The Use of Induced Pluripotent Stem Cells in Neurodegenerative Disease Research

🕒 Approximate reading time: 4 minutes

Since their discovery in 2006, induced pluripotent stem cells (iPSCs) have revolutionised the field of regenerative medicine and disease modelling. In this blog post, we explore how iPSCs are being utilised in the research of neurodegenerative diseases.

What are Induced Pluripotent Stem Cells?

iPSCs are a type of stem cell that can be generated directly from adult cells. Through the introduction of specific genes, scientists can reprogramme somatic cells, like skin or blood cells, into iPSCs. These cells maintain the defining properties of stem cells: the ability to self-renew and to differentiate into various cell types, including neurons.

iPSCs and Neurodegenerative Disease Research

Neurodegenerative diseases, such as Alzheimer's and Parkinson's, involve the progressive loss of neurons and are often characterised by the accumulation of abnormal proteins. They are notoriously difficult to study, as obtaining live neurons from patients for research purposes is not feasible. This is where iPSCs come into play.

Scientists can reprogramme cells from a patient with a neurodegenerative disease into iPSCs. These cells can then be differentiated into neurons, creating a personalised in vitro model of the patient's nervous system. This provides an unprecedented opportunity to study the pathophysiology of these diseases and test potential treatments.

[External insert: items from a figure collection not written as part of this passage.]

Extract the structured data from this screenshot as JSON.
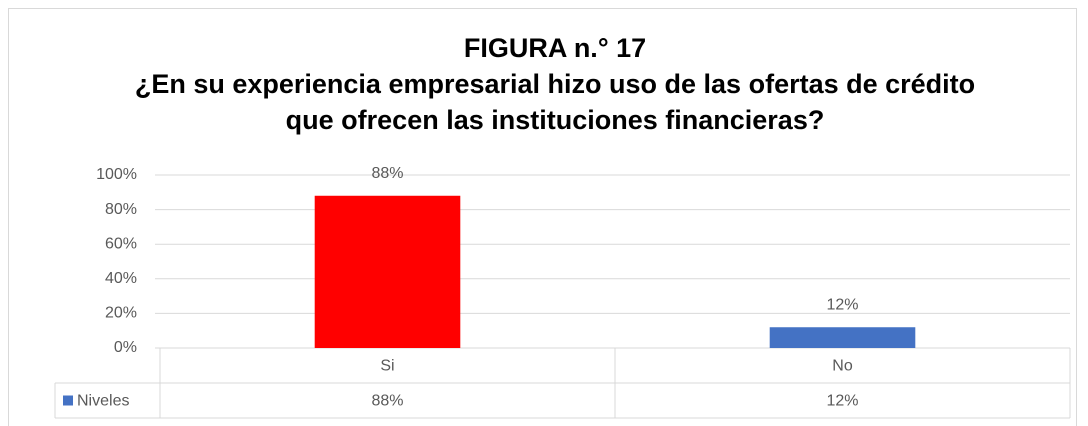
{
  "chart_data": {
    "type": "bar",
    "title": "FIGURA n.° 17",
    "subtitle": "¿En su experiencia empresarial hizo uso de las ofertas de crédito que ofrecen las instituciones financieras?",
    "categories": [
      "Si",
      "No"
    ],
    "series": [
      {
        "name": "Niveles",
        "color": "#4472c4",
        "colors": [
          "#ff0000",
          "#4472c4"
        ],
        "values": [
          88,
          12
        ],
        "value_labels": [
          "88%",
          "12%"
        ]
      }
    ],
    "ylim": [
      0,
      100
    ],
    "yticks": [
      {
        "value": 0,
        "label": "0%"
      },
      {
        "value": 20,
        "label": "20%"
      },
      {
        "value": 40,
        "label": "40%"
      },
      {
        "value": 60,
        "label": "60%"
      },
      {
        "value": 80,
        "label": "80%"
      },
      {
        "value": 100,
        "label": "100%"
      }
    ],
    "grid": true
  }
}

The Advancements and Challenges

Using iPSCs, scientists have been able to model various neurodegenerative diseases and gain significant insights into their molecular mechanisms. For example, iPSC-derived neurons from patients with Alzheimer's have been shown to produce amyloid-beta, a protein that forms the hallmark plaques seen in the brains of these patients.

However, as with any rapidly evolving field, challenges exist. For instance, iPSC-derived neurons are typically in a developmental state, which might not perfectly mirror the aged neurons typically affected in neurodegenerative diseases. In addition, iPSC technology requires significant expertise and resources, limiting its accessibility.


Despite these challenges, the use of iPSCs in neurodegenerative disease research remains an exciting and rapidly evolving field. As technology advances, iPSCs will continue to provide valuable insights into these diseases and accelerate the development of effective treatments.